Why to look upon that face
What darkness left behind
A burden, a sorrow, each shining bright face
Take and take and take and take
Nothing more she wants now, save death
Oh no, say the doctors, the nurses, the society
Lock her away till she learns to lock down her pain
Don’t guide her back through to the light
No more songs, joyless duty and burden are hers
Her anger, her blackened soul, 
Locked behind closed doors
It’s not our concern
Send her home to her babies
No matter their plight

ABOUT MOTHER IN THIS POEM: She was so very different, so loving and attentive before all the pain, that I actually blocked out those good memories for decades -- they were just too painful to recall in light of how bad things got. The thing that always hurts me most, though, is that my two sisters who were already born, when she had the last baby, were too young to retain any of those good memories; and the baby sister never knew that loving and attentive mother at all.

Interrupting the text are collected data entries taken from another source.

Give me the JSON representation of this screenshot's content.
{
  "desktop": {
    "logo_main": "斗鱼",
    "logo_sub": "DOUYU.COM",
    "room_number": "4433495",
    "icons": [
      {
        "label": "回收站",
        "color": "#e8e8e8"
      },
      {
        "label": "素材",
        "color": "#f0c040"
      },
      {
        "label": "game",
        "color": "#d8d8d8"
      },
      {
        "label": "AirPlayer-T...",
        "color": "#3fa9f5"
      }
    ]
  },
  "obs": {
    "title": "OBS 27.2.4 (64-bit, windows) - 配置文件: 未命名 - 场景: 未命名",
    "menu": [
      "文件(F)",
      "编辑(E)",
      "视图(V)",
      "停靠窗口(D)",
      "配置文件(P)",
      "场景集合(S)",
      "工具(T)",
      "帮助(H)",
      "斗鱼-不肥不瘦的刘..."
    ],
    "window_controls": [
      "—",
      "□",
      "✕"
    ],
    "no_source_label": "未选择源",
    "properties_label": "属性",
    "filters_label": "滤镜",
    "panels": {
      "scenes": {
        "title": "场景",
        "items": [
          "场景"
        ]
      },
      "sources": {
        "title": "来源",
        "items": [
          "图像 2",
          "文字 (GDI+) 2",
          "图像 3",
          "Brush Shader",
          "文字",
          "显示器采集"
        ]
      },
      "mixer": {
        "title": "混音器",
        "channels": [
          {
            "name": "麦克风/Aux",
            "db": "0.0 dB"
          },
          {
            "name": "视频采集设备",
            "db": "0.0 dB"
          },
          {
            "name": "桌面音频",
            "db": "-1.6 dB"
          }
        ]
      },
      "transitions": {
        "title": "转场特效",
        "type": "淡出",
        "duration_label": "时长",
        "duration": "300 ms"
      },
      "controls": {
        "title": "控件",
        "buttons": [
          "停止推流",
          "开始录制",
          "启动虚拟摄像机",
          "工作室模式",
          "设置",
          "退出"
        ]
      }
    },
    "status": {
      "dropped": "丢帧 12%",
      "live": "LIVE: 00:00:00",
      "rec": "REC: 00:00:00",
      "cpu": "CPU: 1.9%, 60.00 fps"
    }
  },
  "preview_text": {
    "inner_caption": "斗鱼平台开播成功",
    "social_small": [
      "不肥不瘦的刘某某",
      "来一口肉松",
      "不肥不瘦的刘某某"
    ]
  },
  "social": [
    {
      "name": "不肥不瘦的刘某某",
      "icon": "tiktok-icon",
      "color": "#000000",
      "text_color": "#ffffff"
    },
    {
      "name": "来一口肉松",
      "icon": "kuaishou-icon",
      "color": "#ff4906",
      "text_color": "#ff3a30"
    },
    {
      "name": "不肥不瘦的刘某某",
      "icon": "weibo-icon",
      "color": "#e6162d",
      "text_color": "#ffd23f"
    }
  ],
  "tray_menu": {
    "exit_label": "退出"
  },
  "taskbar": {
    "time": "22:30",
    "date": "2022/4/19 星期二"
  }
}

Twelve years she was lost in her madness, torturing her children. The same children she'd pined for and dreamed of since adolescence; she'd only ever wanted to be a wife and mother. See, she was born blind and had to be sent off to a school for the blind, away from her family; she gained her sight later. She grew up very disconnected from them. When she was home, she was the poor little blind girl whom they all coddled and cosseted -- but never connected on a fundamental level. She wanted that closeness of family for herself and her children. That might be the most tragic thing about my childhood… the poisoning of her dream.

Still… If I could go back in time, I wouldn’t change anything; everything that happened made the person I am, gave me this “now.” I’d suffer every indignity, every torment again not to miss out on my “now.” Embrace the Joy!